For everyone else, the instruction to write down our names brought a moment of relief. A meaningless space sandwiched between the important things on the agenda. Their calm only made me more flustered. My thoughts darted wildly in every direction and I was positive the entire room could hear my heart thumping frantically against my ribcage.

But somehow my inner voice expanded to fill that tiny space. It demanded that I decide right then and there who I wanted to be.

HELLO! My name is Ettel.

There it was. My scribbled identity, born of impulse or intuition or maybe something more.

The name felt awkward as its syllables escaped my lips, jerkily and one at a time. They all looked uncertain saying it back to me.

Your name’s not on the list, the facilitator said. I explained that I have two names. It’s kind of confusing…it’s a little complicated, I stammered.

Who I am is complicated.

I’m one of many in this semi-circle. I’m a student breathing in the freshness of a new start; shrinking in moments of self-doubt; wondering what is to come. Will this place unearth all my inadequacies and challenge all my truths? Will it strengthen me or will I stagnate here? There’s the part of me that’s scared of what this new beginning will bring.

But then there’s the part of me that knows my existence is stabilized by more than the sturdiness of this chair, the comfort of this space, the security of this educational path. My identity is connected to something beyond all of this. It’s something that doesn’t care about first impressions or A pluses or being “successful.” That part of me knows that everything is as it is meant to be and the story will start and end where it’s supposed to.
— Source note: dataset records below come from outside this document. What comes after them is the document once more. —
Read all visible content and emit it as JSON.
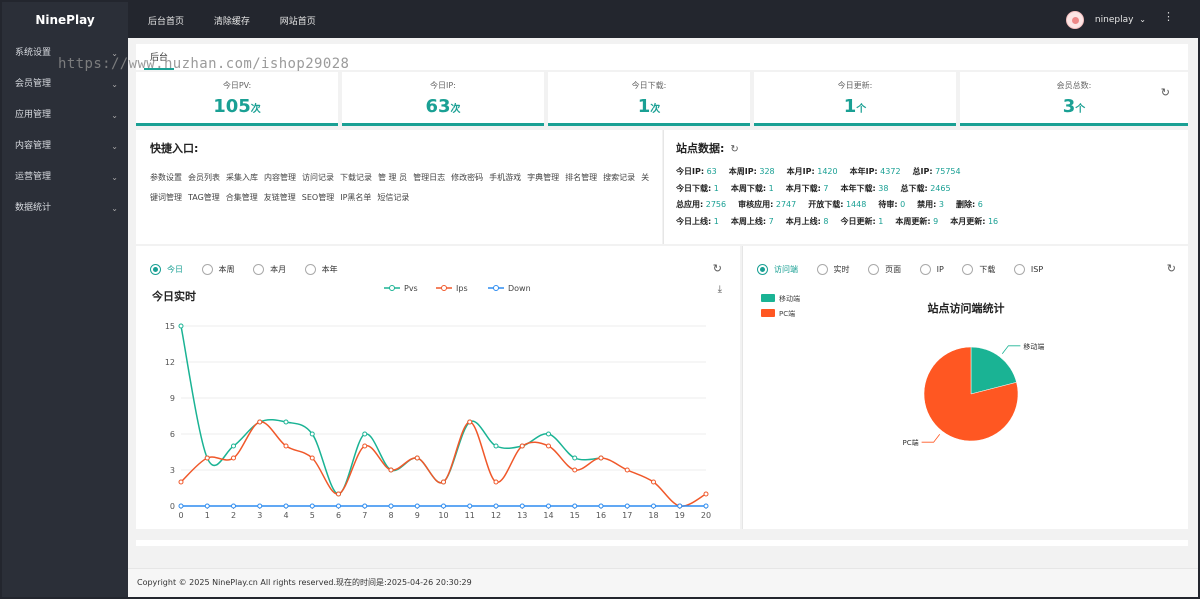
{
  "app": {
    "brand": "NinePlay"
  },
  "sidebar": {
    "items": [
      {
        "label": "系统设置"
      },
      {
        "label": "会员管理"
      },
      {
        "label": "应用管理"
      },
      {
        "label": "内容管理"
      },
      {
        "label": "运营管理"
      },
      {
        "label": "数据统计"
      }
    ]
  },
  "header": {
    "nav": [
      "后台首页",
      "清除缓存",
      "网站首页"
    ],
    "username": "nineplay"
  },
  "tabs": {
    "active": "后台"
  },
  "watermark": "https://www.huzhan.com/ishop29028",
  "stats": [
    {
      "label": "今日PV:",
      "value": "105",
      "unit": "次"
    },
    {
      "label": "今日IP:",
      "value": "63",
      "unit": "次"
    },
    {
      "label": "今日下载:",
      "value": "1",
      "unit": "次"
    },
    {
      "label": "今日更新:",
      "value": "1",
      "unit": "个"
    },
    {
      "label": "会员总数:",
      "value": "3",
      "unit": "个"
    }
  ],
  "quick": {
    "title": "快捷入口:",
    "links": [
      "参数设置",
      "会员列表",
      "采集入库",
      "内容管理",
      "访问记录",
      "下载记录",
      "管 理 员",
      "管理日志",
      "修改密码",
      "手机游戏",
      "字典管理",
      "排名管理",
      "搜索记录",
      "关键词管理",
      "TAG管理",
      "合集管理",
      "友链管理",
      "SEO管理",
      "IP黑名单",
      "短信记录"
    ]
  },
  "site": {
    "title": "站点数据:",
    "rows": [
      [
        [
          "今日IP:",
          "63"
        ],
        [
          "本周IP:",
          "328"
        ],
        [
          "本月IP:",
          "1420"
        ],
        [
          "本年IP:",
          "4372"
        ],
        [
          "总IP:",
          "75754"
        ]
      ],
      [
        [
          "今日下载:",
          "1"
        ],
        [
          "本周下载:",
          "1"
        ],
        [
          "本月下载:",
          "7"
        ],
        [
          "本年下载:",
          "38"
        ],
        [
          "总下载:",
          "2465"
        ]
      ],
      [
        [
          "总应用:",
          "2756"
        ],
        [
          "审核应用:",
          "2747"
        ],
        [
          "开放下载:",
          "1448"
        ],
        [
          "待审:",
          "0"
        ],
        [
          "禁用:",
          "3"
        ],
        [
          "删除:",
          "6"
        ]
      ],
      [
        [
          "今日上线:",
          "1"
        ],
        [
          "本周上线:",
          "7"
        ],
        [
          "本月上线:",
          "8"
        ],
        [
          "今日更新:",
          "1"
        ],
        [
          "本周更新:",
          "9"
        ],
        [
          "本月更新:",
          "16"
        ]
      ]
    ]
  },
  "left_chart": {
    "radios": [
      "今日",
      "本周",
      "本月",
      "本年"
    ],
    "title": "今日实时"
  },
  "right_chart": {
    "radios": [
      "访问端",
      "实时",
      "页面",
      "IP",
      "下载",
      "ISP"
    ],
    "title": "站点访问端统计"
  },
  "chart_data": [
    {
      "type": "line",
      "title": "今日实时",
      "x": [
        0,
        1,
        2,
        3,
        4,
        5,
        6,
        7,
        8,
        9,
        10,
        11,
        12,
        13,
        14,
        15,
        16,
        17,
        18,
        19,
        20
      ],
      "ylim": [
        0,
        15
      ],
      "yticks": [
        0,
        3,
        6,
        9,
        12,
        15
      ],
      "legend_position": "top-center",
      "series": [
        {
          "name": "Pvs",
          "color": "#1ab394",
          "values": [
            15,
            4,
            5,
            7,
            7,
            6,
            1,
            6,
            3,
            4,
            2,
            7,
            5,
            5,
            6,
            4,
            4,
            null,
            null,
            null,
            null
          ]
        },
        {
          "name": "Ips",
          "color": "#f0582a",
          "values": [
            2,
            4,
            4,
            7,
            5,
            4,
            1,
            5,
            3,
            4,
            2,
            7,
            2,
            5,
            5,
            3,
            4,
            3,
            2,
            0,
            1
          ]
        },
        {
          "name": "Down",
          "color": "#2d8cf0",
          "values": [
            0,
            0,
            0,
            0,
            0,
            0,
            0,
            0,
            0,
            0,
            0,
            0,
            0,
            0,
            0,
            0,
            0,
            0,
            0,
            0,
            0
          ]
        }
      ]
    },
    {
      "type": "pie",
      "title": "站点访问端统计",
      "legend_position": "top-left",
      "categories": [
        "移动端",
        "PC端"
      ],
      "values": [
        21,
        79
      ],
      "colors": [
        "#1ab394",
        "#ff5722"
      ]
    }
  ],
  "footer": {
    "text": "Copyright © 2025 NinePlay.cn All rights reserved.现在的时间是:2025-04-26 20:30:29"
  }
}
That's what Ettel represents. Every time others address me, that name will remind me that who I am is not so simple. I have layers and dimensions and unrevealed depths that spiral from an infinite source. The name channels my spiritual self and engages it in my daily interactions with the mundane world. By uttering "Ettel", the very people I fear will challenge my identity will be the ones to offer the most poignant reminder of it.

"Ettel." Repeated the facilitator gingerly. "Welcome to the program."

I feigned indifference as my peers studied me. My alternative name, my long sleeves in August, my bagged lunch in place of the free breakfast buffet. I could tell that I was, in some ways, a mystery to them. But I'm okay with that, because I don't entirely understand myself yet either.

What I do know is that my name is Ettel, and I think that's a pretty solid beginning.